I resisted the tears, telling myself that I’m going to be strong, convincing myself that it was for his good.
I knew, that saying goodbye wasn’t easy at all. I only hope that time would fix everything.
Everything up till now, everything that has happened, felt like a dream. A good dream. A sweet dream. I thank him for that, but from today onwards, I’ve made up my mind; I’m going to wake up from this dream of mine, going back into the reality where I belong.
He shall continue to be Arioka Daiki, the idol that is far from my reach. And I shall continue being a normal girl, a fan that supports him quietly, like I was before. We’ll have this clear line that separates us.
“Don’t you love me anymore?” He asked with a slight tremble in his voice.
My answer? I was never going to stop loving him. But I’m not going to say that.
“My love for you has gone, a long time ago.” Lies, lies and more lies. I hate myself. I hate myself for lying. I hate myself for hurting the one I loved like this.
Forgive me, Daiki. The best thing I could do for you, is to let you go.
Seeing him turned and walked away without saying anything else didn’t make me feel any better, even though it was finally over between us. We shall keep each other away, in the small corner of our memories. That’s what I thought he would do, and that’s what I would try and do too.
Walking into the opposite direction, I could not held back my tears. After days of keeping my emotions within, this was the final breaking point. I crumpled to the ground, and sobbed. The more I tried stopping my tears, the more I realise I couldn’t.
“I’m sorry…” I whispered with a choked voice, although I knew that he couldn’t hear me anymore.
It hurts. My heart hurts. I thought distancing myself from him for a few days before this would lessen the pain, but it didn’t.
Then, two strong arms enveloped me, taking me by surprise. I looked up, to see that it was him. My eyes widen, and I remained there, shocked.

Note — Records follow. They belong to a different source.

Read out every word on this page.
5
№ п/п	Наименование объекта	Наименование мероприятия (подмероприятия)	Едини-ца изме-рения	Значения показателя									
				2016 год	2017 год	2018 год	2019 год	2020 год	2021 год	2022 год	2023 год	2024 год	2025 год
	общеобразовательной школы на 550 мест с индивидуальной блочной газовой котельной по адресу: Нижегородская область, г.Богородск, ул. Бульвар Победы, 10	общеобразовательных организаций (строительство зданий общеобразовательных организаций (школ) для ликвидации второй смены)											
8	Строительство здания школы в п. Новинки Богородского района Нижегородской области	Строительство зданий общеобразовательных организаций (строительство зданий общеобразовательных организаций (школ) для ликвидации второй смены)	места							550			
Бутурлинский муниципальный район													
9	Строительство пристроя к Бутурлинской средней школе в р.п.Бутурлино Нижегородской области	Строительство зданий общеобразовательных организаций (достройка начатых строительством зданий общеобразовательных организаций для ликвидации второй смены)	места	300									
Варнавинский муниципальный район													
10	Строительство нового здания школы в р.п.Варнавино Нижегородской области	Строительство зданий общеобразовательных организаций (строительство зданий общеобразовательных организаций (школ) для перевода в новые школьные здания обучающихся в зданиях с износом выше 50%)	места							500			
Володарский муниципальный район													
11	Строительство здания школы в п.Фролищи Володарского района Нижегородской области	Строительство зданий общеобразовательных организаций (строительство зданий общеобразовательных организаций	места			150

I shoved him away when my senses returned, wiping my tears frantically. “Why did you came back again? I told you I didn’t love you already, didn’t I?”
He once again wrap his arms around me. “Liar.” Though in a firm voice he said, his tone was soft. “You’re a really bad liar you know that?” This time, I didn’t pull myself away from him. The façade that had took me days to build up, broken down by him within seconds.

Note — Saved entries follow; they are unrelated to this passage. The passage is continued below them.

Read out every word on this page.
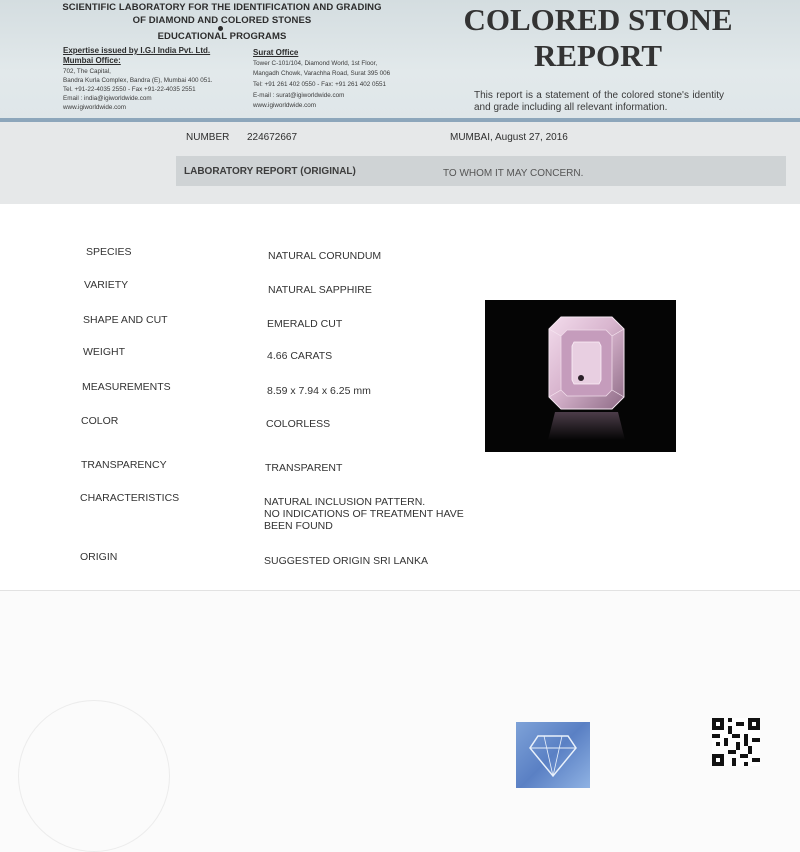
SCIENTIFIC LABORATORY FOR THE IDENTIFICATION AND GRADING
OF DIAMOND AND COLORED STONES
EDUCATIONAL PROGRAMS
Expertise issued by I.G.I India Pvt. Ltd.
Mumbai Office:
702, The Capital,
Bandra Kurla Complex, Bandra (E), Mumbai 400 051.
Tel. +91-22-4035 2550 - Fax +91-22-4035 2551
Email : india@igiworldwide.com
www.igiworldwide.com
Surat Office
Tower C-101/104, Diamond World, 1st Floor,
Mangadh Chowk, Varachha Road, Surat 395 006
Tel: +91 261 402 0550 - Fax: +91 261 402 0551
E-mail : surat@igiworldwide.com
www.igiworldwide.com
COLORED STONE
REPORT
This report is a statement of the colored stone's identity and grade including all relevant information.
NUMBER 224672667	MUMBAI, August 27, 2016
LABORATORY REPORT (ORIGINAL)	TO WHOM IT MAY CONCERN.
SPECIES	NATURAL CORUNDUM
VARIETY	NATURAL SAPPHIRE
SHAPE AND CUT	EMERALD CUT
WEIGHT	4.66 CARATS
MEASUREMENTS	8.59 x 7.94 x 6.25 mm
COLOR	COLORLESS
TRANSPARENCY	TRANSPARENT
CHARACTERISTICS	NATURAL INCLUSION PATTERN.
NO INDICATIONS OF TREATMENT HAVE
BEEN FOUND
ORIGIN	SUGGESTED ORIGIN SRI LANKA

My arms went around his waist, grabbing onto him tightly. “I’m sorry. I’m sorry, Dai-chan.” I hid my face in his chest, crying my heart out.

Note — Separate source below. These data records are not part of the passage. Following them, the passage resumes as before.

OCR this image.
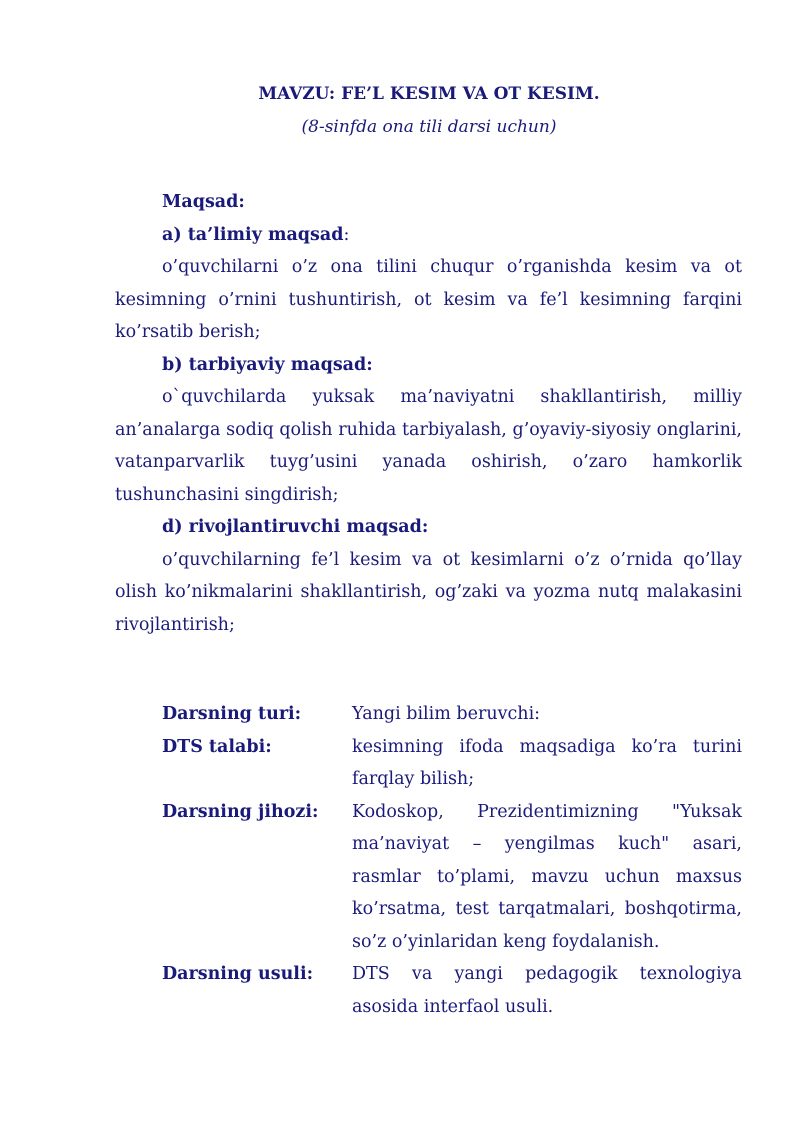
MAVZU: FE’L KESIM VA OT KESIM.
(8-sinfda ona tili darsi uchun)

Maqsad:

a) ta’limiy maqsad:

o’quvchilarni o’z ona tilini chuqur o’rganishda kesim va ot kesimning o’rnini tushuntirish, ot kesim va fe’l kesimning farqini ko’rsatib berish;

b) tarbiyaviy maqsad:

o`quvchilarda yuksak ma’naviyatni shakllantirish, milliy an’analarga sodiq qolish ruhida tarbiyalash, g’oyaviy-siyosiy onglarini, vatanparvarlik tuyg’usini yanada oshirish, o’zaro hamkorlik tushunchasini singdirish;

d) rivojlantiruvchi maqsad:

o’quvchilarning fe’l kesim va ot kesimlarni o’z o’rnida qo’llay olish ko’nikmalarini shakllantirish, og’zaki va yozma nutq malakasini rivojlantirish;

Darsning turi:	Yangi bilim beruvchi:
DTS talabi:	kesimning ifoda maqsadiga ko’ra turini farqlay bilish;
Darsning jihozi:	Kodoskop, Prezidentimizning "Yuksak ma’naviyat – yengilmas kuch" asari, rasmlar to’plami, mavzu uchun maxsus ko’rsatma, test tarqatmalari, boshqotirma, so’z o’yinlaridan keng foydalanish.
Darsning usuli:	DTS va yangi pedagogik texnologiya asosida interfaol usuli.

“It’s okay now.” He whispered against my hair, soothing me with his voice. It was the kind of comfort that I’ve longed for. Everything felt right, being in his arms. I want to be selfish, and keep him to myself, the both of us running to a place where we are away from the preying eyes of the media. But I know, that it’s not possible. We have to face the world one day, but for now, I just want to hide from the reality and indulged in this moment that only belongs to the both of us.
It was after a long time, that I had finally settled down.
“Promise me something?” He was the first one to speak.
“Hmm?” My throat was dry, voice a little raspy from all the crying.
He pulled away, eyes staring into mine. “Promise that you’ll not leave my side again. No matter what comes between us, I’ll never let you go. So you should do the same too, ne?” He flashed his trademark grin, and it made me smile.
“I promise.” I said, embracing him again.
Maybe… we can face this together after all.